Director: Marc Webb
Like many, I felt this reboot had arrived far too early. Only ten years after the first instalment of the last trilogy is, quite frankly, ridiculous. It didn’t really help that the trailers seemed to play on the similarities more than anything – the swinging around New York, hanging upside down, doomed relationships and ‘great responsibility’. Same old, same old.
But it’s worth remembering that Spider-man was one of the early successes of the superhero genre now reaching saturation level. Only the original X-Men precedes it in this modern era and since the first Spider-man film Marvel have released 22 superhero films up to and including the recent Avengers. It would be fair to say, on the whole, the quality has improved, so perhaps Spider-man, with all Marvel have learnt, is once again fair game.
Whilst The Amazing Spider-Man doesn’t quite match the jump from Batman ’89 – ’97 to the Nolan trilogy (not does it try to), the differences are there, albeit in a lot more subtler form. It’s thankfully not taken the now predictable ‘darker’ route but has performed a similar trick to Batman Begins by at least making the world a lot more believable. The film could easily have been called Peter Parker, for it is he that is the real focus here.
The first half of the film is the definite winner, with the story progressing quickly without even a mention of the S word. Peter is that typically American hero of opposites: he’s a skateboarder but he’s really uncool, he’s a geek but gets the beautiful girl. But Andrew Garfield gets him spot on. He has the shy, slightly rude demure of a pubescent teenager, stuttering and grumbling in the face of authority like an emo Hugh Grant, all overly polite and painfully ignorant at the same time. There’s no angst here – at least, not yet – and at first the gaining of Spidey’s powers seems secondary to all else that is happening – a well thought out idea that makes Peter’s initial experimenting with his abilities believable and entertaining.
Naturally a ‘super-villain’ is required, as this IS a popcorn movie afterall. The Lizard initially seems a rather disappointing choice. Although Rhys Ifans performance as Dr Curt Connors is nicely low-key, the actual beast, once unleashed, is not so satisfying. As a villain for the opening of what will presumably be many more films, the ‘scientist gone mad’ cliché isn’t so strong, but within the context of the film, he plays an important role, akin to Scarecrow in Batman Begins. He is the right villain for the film, because of what we learn and what Spider-man learns about himself, despite this resulting in the story slipping into fairly well worn territory for the last third.

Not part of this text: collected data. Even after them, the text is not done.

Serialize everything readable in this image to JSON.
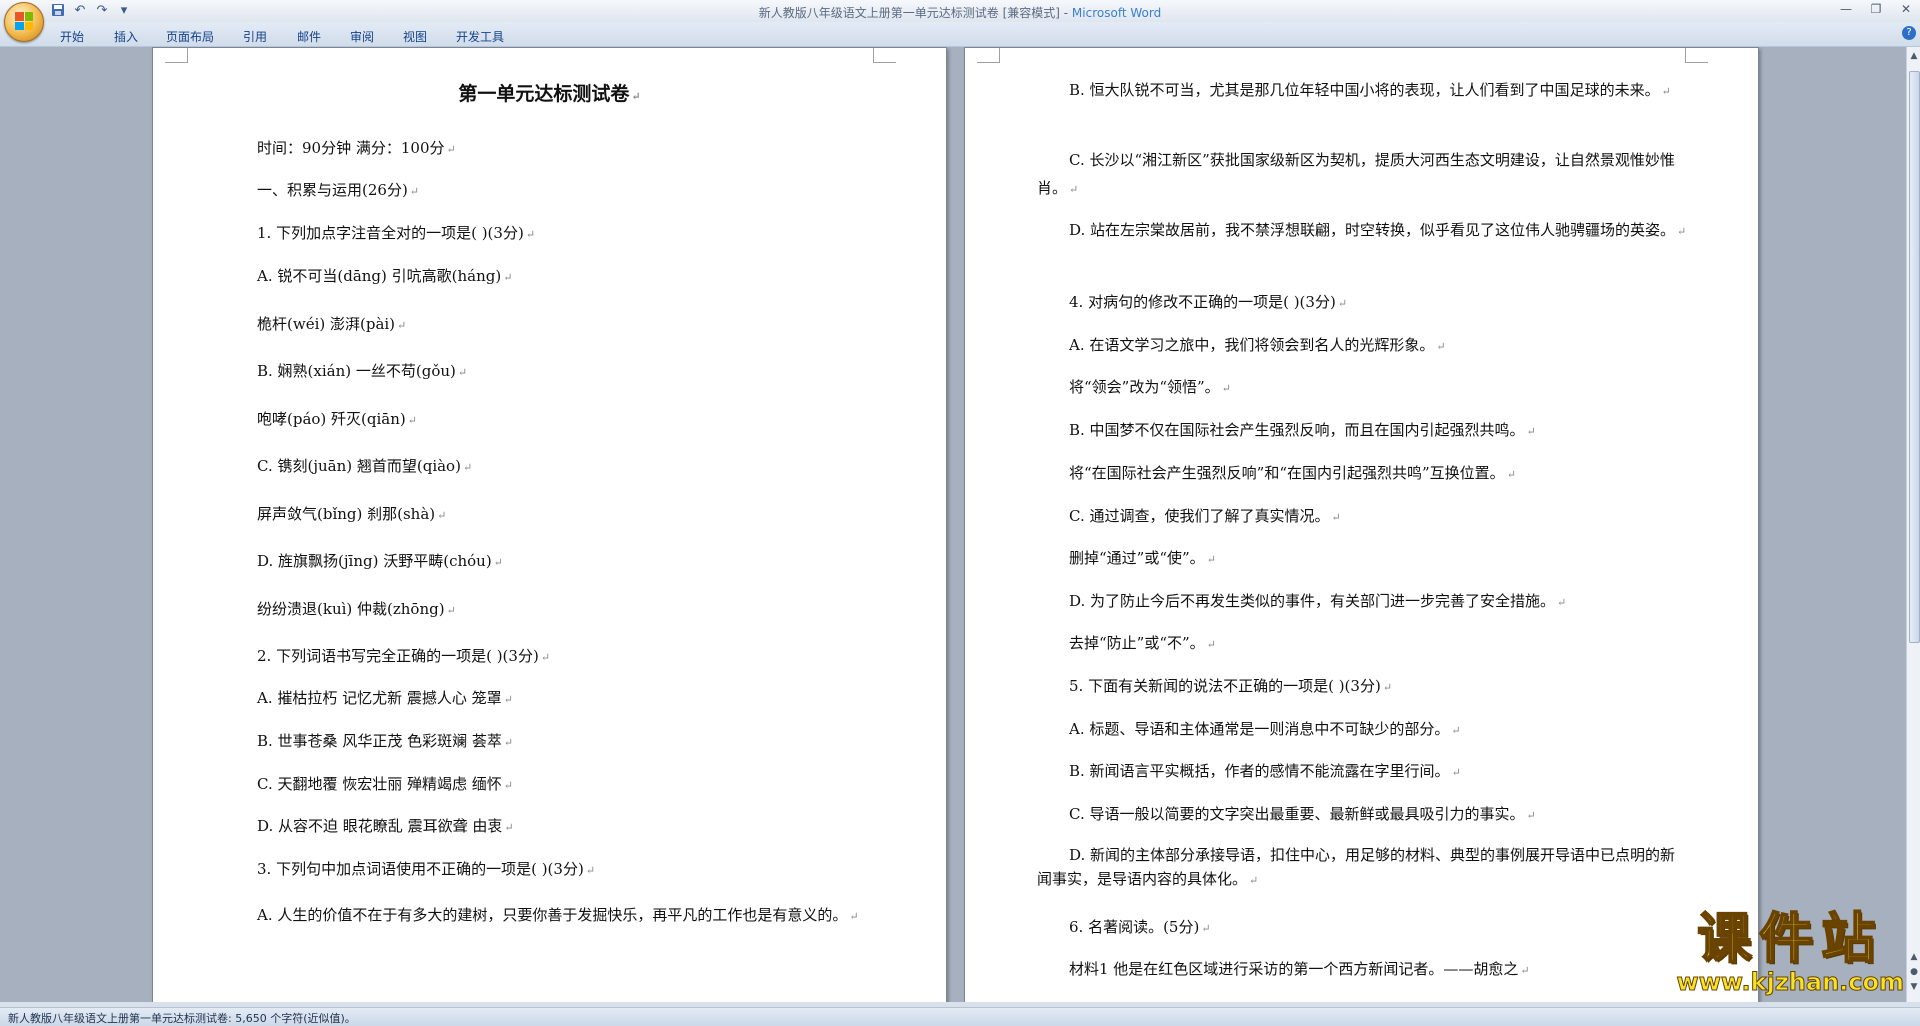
{
  "window": {
    "title": "新人教版八年级语文上册第一单元达标测试卷 [兼容模式] - ",
    "app_name": "Microsoft Word"
  },
  "qat": {
    "icons": [
      "save-icon",
      "undo-icon",
      "redo-icon",
      "customize-icon"
    ],
    "undo": "↶",
    "redo": "↷",
    "customize": "▾"
  },
  "ribbon": {
    "tabs": [
      "开始",
      "插入",
      "页面布局",
      "引用",
      "邮件",
      "审阅",
      "视图",
      "开发工具"
    ]
  },
  "left_page": {
    "title": "第一单元达标测试卷",
    "paragraphs": [
      "时间：90分钟  满分：100分",
      "一、积累与运用(26分)",
      "1. 下列加点字注音全对的一项是(    )(3分)",
      "A. 锐不可当(dāng)         引吭高歌(háng)",
      "桅杆(wéi)  澎湃(pài)",
      "B. 娴熟(xián)  一丝不苟(gǒu)",
      "咆哮(páo)  歼灭(qiān)",
      "C. 镌刻(juān)  翘首而望(qiào)",
      "屏声敛气(bǐng)  刹那(shà)",
      "D. 旌旗飘扬(jīng)  沃野平畴(chóu)",
      "纷纷溃退(kuì)  仲裁(zhōng)",
      "2. 下列词语书写完全正确的一项是(    )(3分)",
      "A. 摧枯拉朽     记忆尤新     震撼人心     笼罩",
      "B. 世事苍桑   风华正茂   色彩斑斓   荟萃",
      "C. 天翻地覆   恢宏壮丽   殚精竭虑   缅怀",
      "D. 从容不迫   眼花瞭乱   震耳欲聋   由衷",
      "3. 下列句中加点词语使用不正确的一项是(    )(3分)",
      "A. 人生的价值不在于有多大的建树，只要你善于发掘快乐，再平凡的工作也是有意义的。"
    ]
  },
  "right_page": {
    "paragraphs": [
      "B. 恒大队锐不可当，尤其是那几位年轻中国小将的表现，让人们看到了中国足球的未来。",
      "C. 长沙以“湘江新区”获批国家级新区为契机，提质大河西生态文明建设，让自然景观惟妙惟肖。",
      "D. 站在左宗棠故居前，我不禁浮想联翩，时空转换，似乎看见了这位伟人驰骋疆场的英姿。",
      "4. 对病句的修改不正确的一项是(    )(3分)",
      "A. 在语文学习之旅中，我们将领会到名人的光辉形象。",
      "将“领会”改为“领悟”。",
      "B. 中国梦不仅在国际社会产生强烈反响，而且在国内引起强烈共鸣。",
      "将“在国际社会产生强烈反响”和“在国内引起强烈共鸣”互换位置。",
      "C. 通过调查，使我们了解了真实情况。",
      "删掉“通过”或“使”。",
      "D. 为了防止今后不再发生类似的事件，有关部门进一步完善了安全措施。",
      "去掉“防止”或“不”。",
      "5. 下面有关新闻的说法不正确的一项是(    )(3分)",
      "A. 标题、导语和主体通常是一则消息中不可缺少的部分。",
      "B. 新闻语言平实概括，作者的感情不能流露在字里行间。",
      "C. 导语一般以简要的文字突出最重要、最新鲜或最具吸引力的事实。",
      "D. 新闻的主体部分承接导语，扣住中心，用足够的材料、典型的事例展开导语中已点明的新闻事实，是导语内容的具体化。",
      "6. 名著阅读。(5分)",
      "材料1  他是在红色区域进行采访的第一个西方新闻记者。——胡愈之"
    ]
  },
  "status_bar": {
    "text": "新人教版八年级语文上册第一单元达标测试卷: 5,650 个字符(近似值)。"
  },
  "watermark": {
    "title": "课件站",
    "url": "www.kjzhan.com"
  },
  "colors": {
    "ribbon_text": "#15428b",
    "workspace": "#a6b0be",
    "watermark": "#f7e326"
  }
}
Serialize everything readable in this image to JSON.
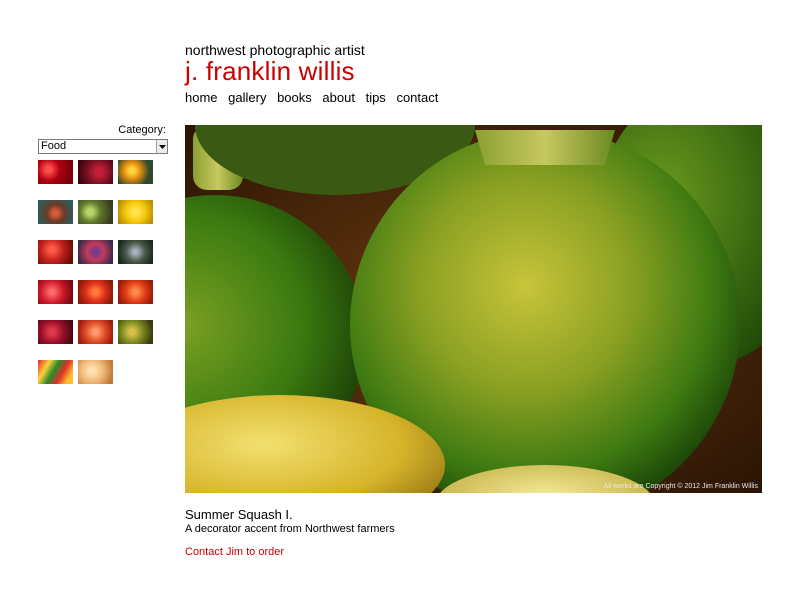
{
  "header": {
    "tagline": "northwest photographic artist",
    "site_name": "j. franklin willis",
    "nav": [
      "home",
      "gallery",
      "books",
      "about",
      "tips",
      "contact"
    ]
  },
  "sidebar": {
    "category_label": "Category:",
    "category_selected": "Food",
    "thumbnail_count": 17
  },
  "photo": {
    "copyright": "All works are Copyright © 2012 Jim Franklin Willis"
  },
  "caption": {
    "title": "Summer Squash I.",
    "description": "A decorator accent from Northwest farmers",
    "order_link": "Contact Jim to order"
  },
  "colors": {
    "accent": "#cc0000",
    "text": "#000000",
    "background": "#ffffff"
  }
}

As Peter Parker fights The Lizard in his high school, it struck me that, stripped of all the history and expectation of the Marvel universe, this could have made a pretty decent ‘outsider comes good’ film akin to the ‘80s Teen Wolf. Such is the strength of the setup at the start, and of the characterisation. It doesn’t overblow it – there are still recognisable elements such as a battle on a bridge, Spidey trying to get a shot of a villain, and a Stan Lee cameo. But the last third brings in the usual ‘whole city in danger – who will save us?’ routine and it falls back on familiar ground which, with some kids under ten a few rows in front of me is, I guess, only right.
And the high school setting makes more sense to me than Spider-man as a photographer for the Daily Bugle (which isn’t even mentioned). Spider-man was always a bit of a cocky bastard and after seeing the reserved Peter take a beating from school bully Flash Thompson, you begin to see why he would be. And it’s perhaps as a film showing the transformation of a boy into a man that this works best. It isn’t far off being a great film in its own right – one compact story across one film. But of course, these things are ordered in trilogies now and it will be interesting to see how the series progresses and how much the angst is piled on.

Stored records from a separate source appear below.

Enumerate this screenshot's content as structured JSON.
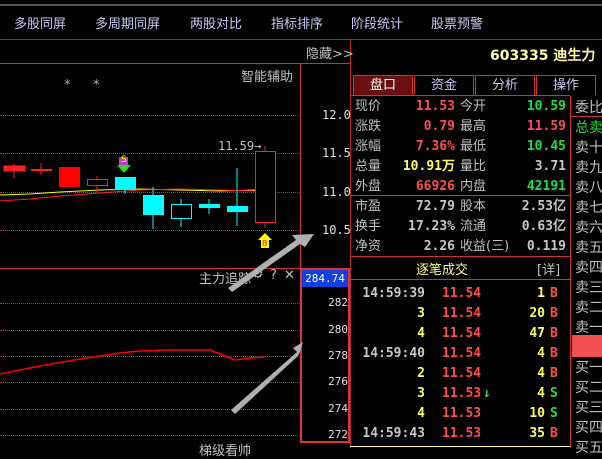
{
  "menu": [
    "多股同屏",
    "多周期同屏",
    "两股对比",
    "指标排序",
    "阶段统计",
    "股票预警"
  ],
  "hide_label": "隐藏>>",
  "chart": {
    "indicator": "智能辅助",
    "axis": [
      "12.0",
      "11.5",
      "11.0",
      "10.5"
    ],
    "high_label": "11.59→",
    "sell_marker": "S",
    "buy_marker": "B",
    "stars": "*"
  },
  "subchart": {
    "title": "主力追踪",
    "current": "284.74",
    "axis": [
      "282",
      "280",
      "278",
      "276",
      "274",
      "272"
    ],
    "gear": "⚙",
    "help": "?",
    "close": "✕",
    "next_title": "梯级看帅"
  },
  "stock": {
    "code": "603335",
    "name": "迪生力"
  },
  "tabs": [
    "盘口",
    "资金",
    "分析",
    "操作"
  ],
  "quote": [
    {
      "l1": "现价",
      "v1": "11.53",
      "l2": "今开",
      "v2": "10.59"
    },
    {
      "l1": "涨跌",
      "v1": "0.79",
      "l2": "最高",
      "v2": "11.59"
    },
    {
      "l1": "涨幅",
      "v1": "7.36%",
      "l2": "最低",
      "v2": "10.45"
    },
    {
      "l1": "总量",
      "v1": "10.91万",
      "l2": "量比",
      "v2": "3.71"
    },
    {
      "l1": "外盘",
      "v1": "66926",
      "l2": "内盘",
      "v2": "42191"
    },
    {
      "l1": "市盈",
      "v1": "72.79",
      "l2": "股本",
      "v2": "2.53亿"
    },
    {
      "l1": "换手",
      "v1": "17.23%",
      "l2": "流通",
      "v2": "0.63亿"
    },
    {
      "l1": "净资",
      "v1": "2.26",
      "l2": "收益(三)",
      "v2": "0.119"
    }
  ],
  "trades_title": "逐笔成交",
  "trades_detail": "[详]",
  "trades": [
    {
      "t": "14:59:39",
      "p": "11.54",
      "a": "",
      "v": "1",
      "s": "B"
    },
    {
      "t": "3",
      "p": "11.54",
      "a": "",
      "v": "20",
      "s": "B"
    },
    {
      "t": "4",
      "p": "11.54",
      "a": "",
      "v": "47",
      "s": "B"
    },
    {
      "t": "14:59:40",
      "p": "11.54",
      "a": "",
      "v": "4",
      "s": "B"
    },
    {
      "t": "2",
      "p": "11.54",
      "a": "",
      "v": "4",
      "s": "B"
    },
    {
      "t": "3",
      "p": "11.53",
      "a": "↓",
      "v": "4",
      "s": "S"
    },
    {
      "t": "4",
      "p": "11.53",
      "a": "",
      "v": "10",
      "s": "S"
    },
    {
      "t": "14:59:43",
      "p": "11.53",
      "a": "",
      "v": "35",
      "s": "B"
    }
  ],
  "side": {
    "ratio": "委比",
    "total_sell": "总卖",
    "sells": [
      "卖十",
      "卖九",
      "卖八",
      "卖七",
      "卖六",
      "卖五",
      "卖四",
      "卖三",
      "卖二",
      "卖一"
    ],
    "buys": [
      "买一",
      "买二",
      "买三",
      "买四",
      "买五"
    ]
  }
}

Without the previous trilogy as a comparison this would likely be heralded as a great screen adaptation, with excellent performances, a confident pace, a strong narrative not reliant on set-pieces and a believable hero. But once that costume is put on, the feeling of déjà vu is inescapable, despite the excellent accomplishments elsewhere and the series may have to work harder on setting itself apart from Sam Raimi’s original vision.